A Chinese cargo ship has been detained by Colombian authorities for illegally shipping a large amount of arms to Cuba.
The container ship, called the Da Dan Xia, is owned by the Chinese government-run shipping giant China Ocean Shipping Co. and was passing through Colombia on Saturday, en route to Cuba. Colombian authorities received a tip from an unidentified source and boarded the ship.
The Chinese captain insisted that the vessel carried only chemical products, machinery parts and grain products, as the officially filed customs documents indicated. But a search beneath the legal cargo revealed a large cache of illegal arms, including 99 rockets, 3,000 cannon shells, 100 tons of military-grade dynamite and 2.6 million detonators.
The illegal cache is believed to be part of a covert Chinese military operation to provide aid for the Castro regime in Havana, as many of the wooden crates containing the illegal materiel were marked with NORINCO — one of China’s primary state-owned arms makers and dealers.
The Da Dan Xia is a 28,000-ton ocean-going, self-loading container ship first commissioned in 2009. It measures 360 feet in length, with a 75-foot beam. The ship paid a port call at the Colombian port of Cartagena to unload some industrial metal pipes when the Colombian police boarded the vessel and conducted an investigation of the crew and a search of the vessel that lasted two days, which resulted in the discovery of the hidden illegal arms.
Colombian authorities issued a statement Wednesday announcing the arrest of the Da Dan Xia’s captain, Wu Hong, for illegal arms trafficking.
“The documentation that the captain had in regards to the merchandise that was being transported did not correspond to what we found,” Colombian Attorney General Luis Gonzalez told the press.
In Beijing, Chinese government spokeswoman Hua Chunying said Wednesday that the cache discovered by the Colombian authorities was part of a legal arms export deal with Cuba. “It does not violate any Chinese laws, nor does it violate any of China’s promised international obligations,” Ms. Hua insisted. “The shipping was an entirely normal cooperative project of arms trade” with Cuba.
“The Chinese government is in communications with the Colombian side and will provide all necessary assistance to all Chinese citizens involved in this incident in order to protect their legal rights,” the spokeswoman declared.

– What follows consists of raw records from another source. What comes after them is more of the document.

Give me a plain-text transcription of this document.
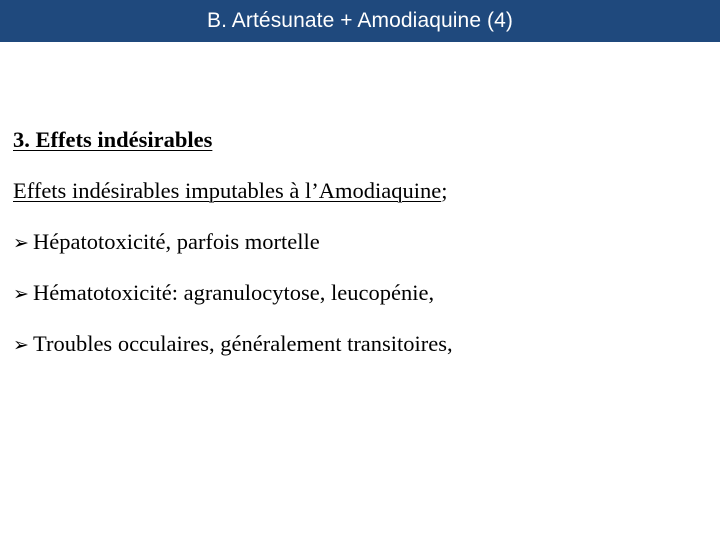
B. Artésunate + Amodiaquine (4)
3. Effets indésirables
Effets indésirables imputables à l’Amodiaquine;
➢ Hépatotoxicité, parfois mortelle
➢ Hématotoxicité: agranulocytose, leucopénie,
➢ Troubles occulaires, généralement transitoires,
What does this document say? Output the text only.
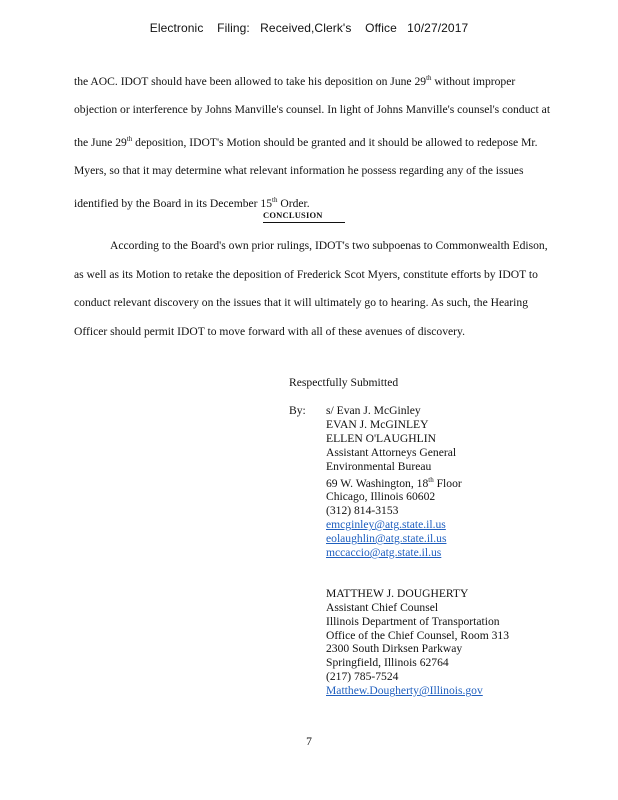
Electronic    Filing:   Received,Clerk's    Office   10/27/2017
the AOC. IDOT should have been allowed to take his deposition on June 29th without improper objection or interference by Johns Manville's counsel. In light of Johns Manville's counsel's conduct at the June 29th deposition, IDOT's Motion should be granted and it should be allowed to redepose Mr. Myers, so that it may determine what relevant information he possess regarding any of the issues identified by the Board in its December 15th Order.
CONCLUSION
According to the Board's own prior rulings, IDOT's two subpoenas to Commonwealth Edison, as well as its Motion to retake the deposition of Frederick Scot Myers, constitute efforts by IDOT to conduct relevant discovery on the issues that it will ultimately go to hearing. As such, the Hearing Officer should permit IDOT to move forward with all of these avenues of discovery.
Respectfully Submitted
By: s/ Evan J. McGinley
EVAN J. McGINLEY
ELLEN O'LAUGHLIN
Assistant Attorneys General
Environmental Bureau
69 W. Washington, 18th Floor
Chicago, Illinois 60602
(312) 814-3153
emcginley@atg.state.il.us
eolaughlin@atg.state.il.us
mccaccio@atg.state.il.us
MATTHEW J. DOUGHERTY
Assistant Chief Counsel
Illinois Department of Transportation
Office of the Chief Counsel, Room 313
2300 South Dirksen Parkway
Springfield, Illinois 62764
(217) 785-7524
Matthew.Dougherty@Illinois.gov
7
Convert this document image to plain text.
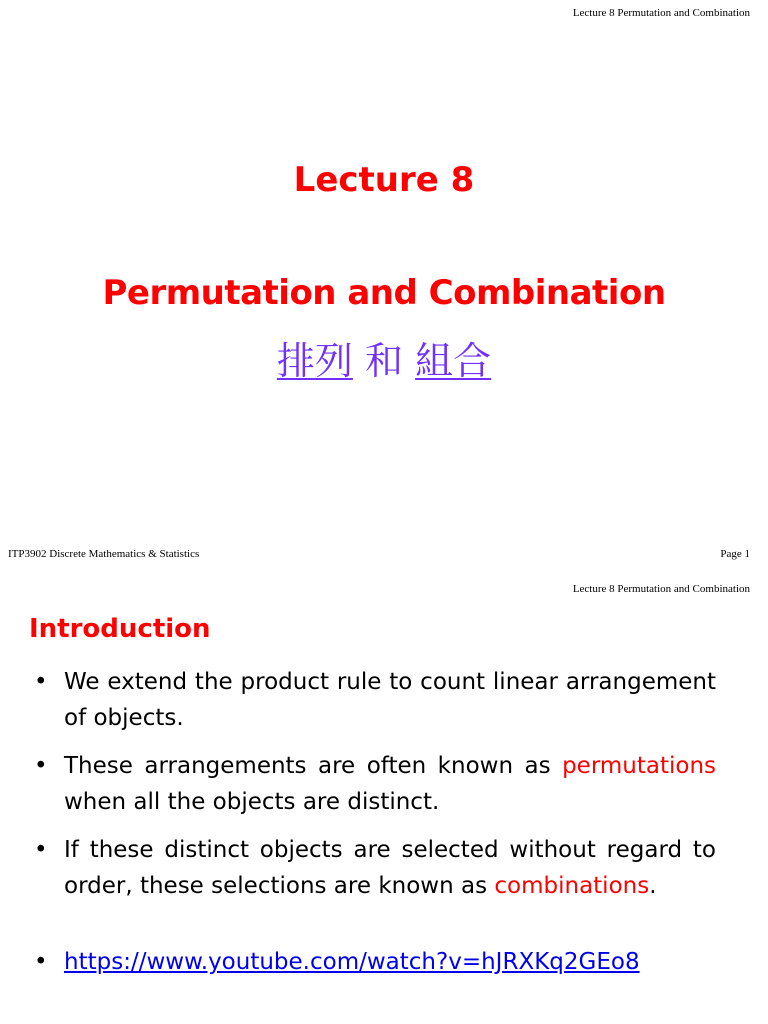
Lecture 8 Permutation and Combination
Lecture 8
Permutation and Combination
排列 和 組合
ITP3902 Discrete Mathematics & Statistics	Page 1
Lecture 8 Permutation and Combination
Introduction
• We extend the product rule to count linear arrangement of objects.
• These arrangements are often known as permutations when all the objects are distinct.
• If these distinct objects are selected without regard to order, these selections are known as combinations.
• https://www.youtube.com/watch?v=hJRXKq2GEo8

Ms. Hua did not explain why such “legal” arms shipments to Cuba had to be hidden and left off the official cargo list shown to the Colombian authorities.
THE FALL OF THE PLA’S NEXT ’BIG TIGER’
All signs indicate that Gen. Guo Boxiong, one of the two former vice chairmen of the Central Military Commission, will be the next “big tiger” to fall as President Xi Jinping’s anti-graft campaign moves deeper inside the PLA.
The Central Military Commission is China’s highest military command, directly under the Central Committee of the Chinese Communist Party. While the commission’s chairman is always the civilian supreme leader, the two vice chairmen, both senior generals, are in effect the two highest-ranking military officers in the communist country.
During most of President Hu Jintao’s tenure from 2002 to 2012, the two vice chairmen were Gen. Xu Caihou and Gen. Guo.
Gen. Xu was purged in June by Mr. Xi for taking bribes “of an enormous amount” in exchange for senior officers’ promotions. The promotions were approved during the general’s time as Central Military Commission vice chairman from 2004 to 2013, when he was in charge of the PLA’s personnel decisions.
Gen. Guo has been widely rumored to be the next “big tiger” to be purged for corruption because most of the crimes charged against Gen. Xu involved procedures that would require concurrence from Gen. Guo.
For months, the tightly controlled Chinese press has been hinting at Mr. Xi’s resolve not to stop with the purge and imprisonment of Gen. Xu, and anyone who has held or is holding senior office inside the PLA would be subject to investigation and court-martial.
The most convincing evidence that Gen. Guo may be facing imminent arrest has emerged in the past couple of weeks.
Late last month, China’s state media reported that Maj. Gen. Guo Zhenggang of the PLA was arrested on unspecified charges. Guo Zhenggang is Gen. Guo’s son, and some of China’s leading newspapers went out of their way in their reporting to note the family connection.
A few days later, Guo Boquan, Gen. Guo’s brother, who is a chief of a civil affairs office in Shaanxi province, was also reported to have been arrested on unspecified charges.
Inside China first reported Gen. Guo’s potential prosecution in November.